On December 31, 2018, Prof. He Jinliang and Associate Prof. Li Qi, Department of Electrical Engineering (EEA), Tsinghua University, and their co-authors published online a research paper entitled "Self-healing of Electrical Damage in Polymers Using Superparamagnetic Nanoparticles" in the journal Nature Nanotechnology (Impact factor 37.49). In this paper, a method of self-healing of electrical damage in solid insulating materials is proposed. It is the first time that the self-healing of electrical tree channel and self-recovery of insulating property after insulating materials are destroyed by electrical tree are realized, while the basic electrical properties of materials are not affected. The self-healing strategy is widely applied to thermoplastic polymer insulating materials such as polyolefins, which provides a new method for greatly improving the service life and reliability of power equipment (such as power cables) and electronic equipment.

In recent years, the voltage level of power grid is gradually improved, and the scale of power grid is expanding with the rapid development of global energy Internet and UHV transmission technology. In order to maintain the stable operation of transmission network with increasing load, it is necessary to continuously improve the reliability and service life of electrical equipment under extreme working conditions. The service life of electrical equipment, especially high-voltage power equipment, often depends on the service life of insulating components. The main reason for insulation damage is the electrical tree defect formed in the long-term operation of insulating media. For a long time, electrical tree defects of solid insulating materials have been considered as irreversible permanent damage. The research on electrical tree aging is mainly to delay the development of electrical tree by adding voltage stabilizers and electrical tree blockers. However, the electrical tree aging of insulating materials is unavoidable. Once the electrical tree defects are formed, the insulation life will be greatly reduced, and even the permanent damage of equipment will occur.

In order to obtain insulating materials with both electrical damage healing and high dielectric strength, the research team used polyolefin cable insulating materials as the base material, and achieved the target repetitive healing of electrical tree damage of thermoplastic insulating materials by the entropy dissipation and migration behavior of nanoparticles in polymers based on the magnetocaloric effect of superparamagnetic nanoparticles. The team also verified migration and diffusion behaviors of nanoparticles in the process of electrical tree damage healing by molecular dynamics simulation and microscopic experimental characterization based on the Gauss chain model. Leakage current and partial discharge tests show that the self-healing method can completely heal the electrical insulation properties of polyolefin insulating materials which cause electrical tree damage, and maintain the same level as pure polyolefin insulation in many healings. The defect healing mechanism can be realized by using very low superparamagnetic nanoparticles (below 0.1 Vol.%). Therefore, the electrical breakdown strength of self-healing insulating materials can be maintained at more than 94% of the base materials (e.g. 490 kV/mm), which can meet the application requirements of ultra-high voltage cable transmission and other power energy fields. In addition, for power electronic devices, electric vehicle wireless charging devices and other electrical equipment, this method is also expected to achieve live self-healing and online maintenance of insulation damage in these areas.

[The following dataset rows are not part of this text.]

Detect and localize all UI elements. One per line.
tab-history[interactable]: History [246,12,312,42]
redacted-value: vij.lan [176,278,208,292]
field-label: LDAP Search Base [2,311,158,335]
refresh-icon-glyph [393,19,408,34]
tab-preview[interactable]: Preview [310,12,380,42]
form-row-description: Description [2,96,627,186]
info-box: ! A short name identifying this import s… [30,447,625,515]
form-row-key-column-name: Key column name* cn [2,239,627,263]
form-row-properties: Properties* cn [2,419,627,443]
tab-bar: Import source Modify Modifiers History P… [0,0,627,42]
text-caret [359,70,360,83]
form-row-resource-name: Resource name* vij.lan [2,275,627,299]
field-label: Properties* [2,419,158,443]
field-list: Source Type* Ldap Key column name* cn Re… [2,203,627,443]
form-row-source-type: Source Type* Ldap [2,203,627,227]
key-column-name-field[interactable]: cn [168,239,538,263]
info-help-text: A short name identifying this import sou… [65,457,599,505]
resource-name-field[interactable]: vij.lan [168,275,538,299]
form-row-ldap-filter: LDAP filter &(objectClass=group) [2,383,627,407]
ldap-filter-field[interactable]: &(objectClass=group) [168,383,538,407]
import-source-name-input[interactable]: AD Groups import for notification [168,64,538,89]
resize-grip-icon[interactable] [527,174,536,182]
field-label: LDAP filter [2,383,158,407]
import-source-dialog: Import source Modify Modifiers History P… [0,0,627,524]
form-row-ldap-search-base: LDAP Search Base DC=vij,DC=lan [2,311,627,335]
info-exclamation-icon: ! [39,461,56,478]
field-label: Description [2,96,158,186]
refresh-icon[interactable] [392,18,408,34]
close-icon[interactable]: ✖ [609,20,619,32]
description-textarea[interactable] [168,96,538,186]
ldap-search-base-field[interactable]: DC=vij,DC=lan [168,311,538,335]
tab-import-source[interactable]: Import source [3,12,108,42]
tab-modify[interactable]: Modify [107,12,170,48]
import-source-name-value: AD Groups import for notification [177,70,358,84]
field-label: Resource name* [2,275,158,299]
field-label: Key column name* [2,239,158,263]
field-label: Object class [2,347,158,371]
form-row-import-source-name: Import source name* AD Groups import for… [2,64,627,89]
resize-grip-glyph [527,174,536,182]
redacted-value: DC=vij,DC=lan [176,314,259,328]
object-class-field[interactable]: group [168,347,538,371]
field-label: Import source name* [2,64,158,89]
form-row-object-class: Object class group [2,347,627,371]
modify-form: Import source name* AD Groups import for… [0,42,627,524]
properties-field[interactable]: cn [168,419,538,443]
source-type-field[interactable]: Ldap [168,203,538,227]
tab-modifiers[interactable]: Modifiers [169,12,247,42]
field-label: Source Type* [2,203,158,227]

The first author of this paper is Yang Yang, a doctoral student of 2014 in the EEA, Tsinghua University. The corresponding authors are Prof. He Jinliang and Associate Prof. Li Qi of the EEA, and Prof. Wang Qing of Pennsylvania State University. The co-authors include Dr. Gao Lei, Associate Prof. Hu Jun and Prof. Zeng Rong of the EEA, and Assistant Prof. Qin Jian and Prof. Wang Shanxiang of Stanford University. The research was funded by the National Key Basic Research Development Program (2014 CB239500). Prof. He Jinliang is the chief scientist of the project.